My son is in middle school now, and it’s harder for me to really know what’s going on with him socially. I don’t see who he is hanging out with at school and I have fewer chances to observe him with peers. So it took some probing on my end, but I learned that my child has, in fact, formed authentic relationships with kids he has met over the years at school and at camp — without my meddling. He does find his people, and he does seem to experience his own version of the magnetism we all feel that draws friends together.
In fact, his friendships seem built on the same sort of solid rock as mine — bonds between peers that share experiences, interests and similar worldviews. His friends sit with him at lunch and on the school bus and, he says, they “really get me” and “help me out.” They don’t place limitations on him and don’t see him as an obligation to be fulfilled. They may not be neurotypical, but they are his tribe and they chose each other.
Now that I am helping my son prepare for his own bar mitzvah, I have also come to understand how all those playdates for points were not just a one-way transaction. A few months ago, while brainstorming about his own mitzvah project, my son announced his desire to teach other kids all about autism. Suddenly I could see the capacity for impact those playdates held for the kids who came to our house. Sure, my son was their mitzvah project — but my son was also performing a mitzvah of his own.
The Hebrew word tzedakah is generally defined as “charity,” but its root, “tzedek,” means “justice.” When we give tzedakah or do charitable acts, we are helping to redress inequities, and this makes our world better for everyone, ourselves included. To give is to receive.

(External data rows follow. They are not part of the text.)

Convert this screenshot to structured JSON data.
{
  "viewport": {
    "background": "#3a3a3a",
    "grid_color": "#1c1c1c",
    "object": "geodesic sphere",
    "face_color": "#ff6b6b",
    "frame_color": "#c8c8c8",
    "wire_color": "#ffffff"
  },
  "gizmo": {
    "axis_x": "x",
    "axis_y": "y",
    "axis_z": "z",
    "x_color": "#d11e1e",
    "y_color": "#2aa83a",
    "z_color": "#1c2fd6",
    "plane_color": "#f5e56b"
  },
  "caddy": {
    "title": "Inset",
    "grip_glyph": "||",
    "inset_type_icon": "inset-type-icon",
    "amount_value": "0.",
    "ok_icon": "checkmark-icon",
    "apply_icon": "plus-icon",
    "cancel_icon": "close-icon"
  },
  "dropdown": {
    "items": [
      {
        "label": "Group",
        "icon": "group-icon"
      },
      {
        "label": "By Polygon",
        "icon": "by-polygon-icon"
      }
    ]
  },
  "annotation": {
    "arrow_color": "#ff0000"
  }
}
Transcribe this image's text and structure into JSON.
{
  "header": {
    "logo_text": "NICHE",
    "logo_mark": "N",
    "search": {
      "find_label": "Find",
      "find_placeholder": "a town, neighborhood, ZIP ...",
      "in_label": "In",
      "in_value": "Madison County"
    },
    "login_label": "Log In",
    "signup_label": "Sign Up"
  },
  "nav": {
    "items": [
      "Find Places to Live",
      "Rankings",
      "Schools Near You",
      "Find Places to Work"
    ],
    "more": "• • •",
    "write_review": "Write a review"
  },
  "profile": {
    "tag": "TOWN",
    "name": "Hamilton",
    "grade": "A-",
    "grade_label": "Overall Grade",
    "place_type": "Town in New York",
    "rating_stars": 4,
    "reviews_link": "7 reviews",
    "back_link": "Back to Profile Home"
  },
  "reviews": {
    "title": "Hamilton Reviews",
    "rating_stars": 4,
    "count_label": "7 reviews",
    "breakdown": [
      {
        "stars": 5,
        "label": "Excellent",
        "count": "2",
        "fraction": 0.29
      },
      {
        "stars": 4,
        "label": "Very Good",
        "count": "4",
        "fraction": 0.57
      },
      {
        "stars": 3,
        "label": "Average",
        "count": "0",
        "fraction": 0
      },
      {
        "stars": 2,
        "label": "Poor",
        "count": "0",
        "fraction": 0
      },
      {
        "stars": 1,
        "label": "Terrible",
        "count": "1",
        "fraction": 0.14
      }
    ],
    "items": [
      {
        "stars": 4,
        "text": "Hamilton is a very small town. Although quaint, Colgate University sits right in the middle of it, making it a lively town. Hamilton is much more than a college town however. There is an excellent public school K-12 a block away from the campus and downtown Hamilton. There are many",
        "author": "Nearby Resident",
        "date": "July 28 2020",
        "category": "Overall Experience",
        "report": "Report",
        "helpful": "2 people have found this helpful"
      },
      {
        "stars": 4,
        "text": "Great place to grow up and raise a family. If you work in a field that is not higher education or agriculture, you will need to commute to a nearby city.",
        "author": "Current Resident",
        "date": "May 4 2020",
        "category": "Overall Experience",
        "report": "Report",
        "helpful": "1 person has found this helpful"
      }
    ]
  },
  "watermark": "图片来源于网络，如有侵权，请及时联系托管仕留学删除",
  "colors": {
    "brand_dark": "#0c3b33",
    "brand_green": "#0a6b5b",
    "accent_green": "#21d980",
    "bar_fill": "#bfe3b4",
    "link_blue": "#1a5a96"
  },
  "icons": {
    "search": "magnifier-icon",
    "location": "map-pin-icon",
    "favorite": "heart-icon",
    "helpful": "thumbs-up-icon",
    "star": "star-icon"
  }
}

The program that sent volunteers to our house provides an opportunity for young people to perform acts of tzedakah by playing with kids who have disabilities, many of whom are isolated at home and rarely have playdates. But this also serves the greater good of making our community more inclusive. The inclusivity creates a feedback loop that allows my son to show the volunteers all the reasons he is a fun and interesting playmate — his willingness to play gaga anytime, his exhaustive knowledge of horror movies, his enthusiasm for singing and dancing, and his unwavering kindness.
He’s also able to demonstrate that kids with autism may have difficulty communicating in the ways of typical kids, and they may sometimes behave differently. They may not make eye contact; they might jump up and down a lot or shake their hands; they may obsess about a particular topic of conversation — the list goes on. But more than anything, my son can show how kids with autism and other disabilities are more like typical kids than they are different. And this is something typical kids don’t learn unless they are exposed to kids with disabilities on a regular basis. Those playdates were fun for my son, yes, but they were also his mitzvah project. He was giving as much — if not more than — he was receiving.
With his bar mitzvah approaching later this year, I don’t think it’s necessary for my son to come up with a brand new mitzvah project alongside the other kids in his class at religious school. If he wants to, I will support him, but I will also remind him that he has been working on a mitzvah project for several years now, a project he can continue, helping typical kids learn how much they have in common with a kid with autism.